Probe starts into Mass. chemical plant blast

AP News
Posted: Mar 14, 2011 11:19 AM
Probe starts into Mass. chemical plant blast

Investigators who will try to determine the cause of a chemical plant explosion that shook a Massachusetts neighborhood and sent four people to the hospital were waiting for clearance from structural engineers to get into the building.

The state fire marshal's office, other state agencies, local authorities and federal agencies will look into the Sunday night blast and fire at Bostik Inc., which makes adhesives and sealants, Fire Marshal Stephen Coan said Monday.

There was no word on a cause, but the explosion and four-alarm fire in Middleton are not considered suspicious at this point, he said.

The state Department of Environmental Management said air quality testing found low levels of the solvent toluene at the plant, but not in the surrounding residential neighborhood. The environmental testing of the air and nearby Ipswich River is ongoing.

Some neighbors reported a chemical odor in the air, but Coan and Fire Chief Frank Twiss said there is no chemical threat to the public.

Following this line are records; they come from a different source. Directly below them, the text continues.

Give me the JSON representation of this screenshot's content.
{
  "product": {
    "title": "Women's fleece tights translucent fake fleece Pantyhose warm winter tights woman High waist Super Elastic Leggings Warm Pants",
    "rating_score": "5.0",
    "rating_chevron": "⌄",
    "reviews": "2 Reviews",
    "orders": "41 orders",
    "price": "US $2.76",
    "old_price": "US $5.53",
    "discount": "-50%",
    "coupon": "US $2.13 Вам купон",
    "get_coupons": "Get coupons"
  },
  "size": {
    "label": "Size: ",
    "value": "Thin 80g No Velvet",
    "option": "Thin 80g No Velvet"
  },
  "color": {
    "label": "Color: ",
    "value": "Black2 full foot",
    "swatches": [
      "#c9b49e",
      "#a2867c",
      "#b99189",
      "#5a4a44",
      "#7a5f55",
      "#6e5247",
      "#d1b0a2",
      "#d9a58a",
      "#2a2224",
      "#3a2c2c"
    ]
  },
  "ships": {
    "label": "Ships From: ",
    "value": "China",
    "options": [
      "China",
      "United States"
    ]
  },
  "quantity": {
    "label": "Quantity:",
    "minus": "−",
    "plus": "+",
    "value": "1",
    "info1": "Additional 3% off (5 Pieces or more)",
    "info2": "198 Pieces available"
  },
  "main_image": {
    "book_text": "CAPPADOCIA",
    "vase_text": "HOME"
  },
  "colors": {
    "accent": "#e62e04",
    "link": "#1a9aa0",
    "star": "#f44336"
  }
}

The four injured people were all workers at the plant. They went through a decontamination procedure at a hospital and were released, a hospital spokeswoman said. Their names were not released.

Homeowners near the plant described the explosion at about 7:30 p.m. as feeling like an earthquake, or like a car or tree hitting their house. The blast could be heard and felt for several miles around, Coan said.

Bostik, which has corporate offices in Wauwatosa, Wis., didn't immediately respond to telephone messages seeking comment on Sunday and Monday.

Beverly Peterson lives about a quarter of a mile from the plant and said she felt the blast.

"Oh, yeah, it shook our house something fierce," she said.

Peterson said her son-in-law and a friend's nephew work at the plant. She said her son-in-law was working when the plant exploded but wasn't injured.

Coan said he didn't know what the workers were doing at the time of the explosion or what tasks normally happen in the building where the explosion occurred.

"We're going to talk to the workers who were there and the plant manager," he said.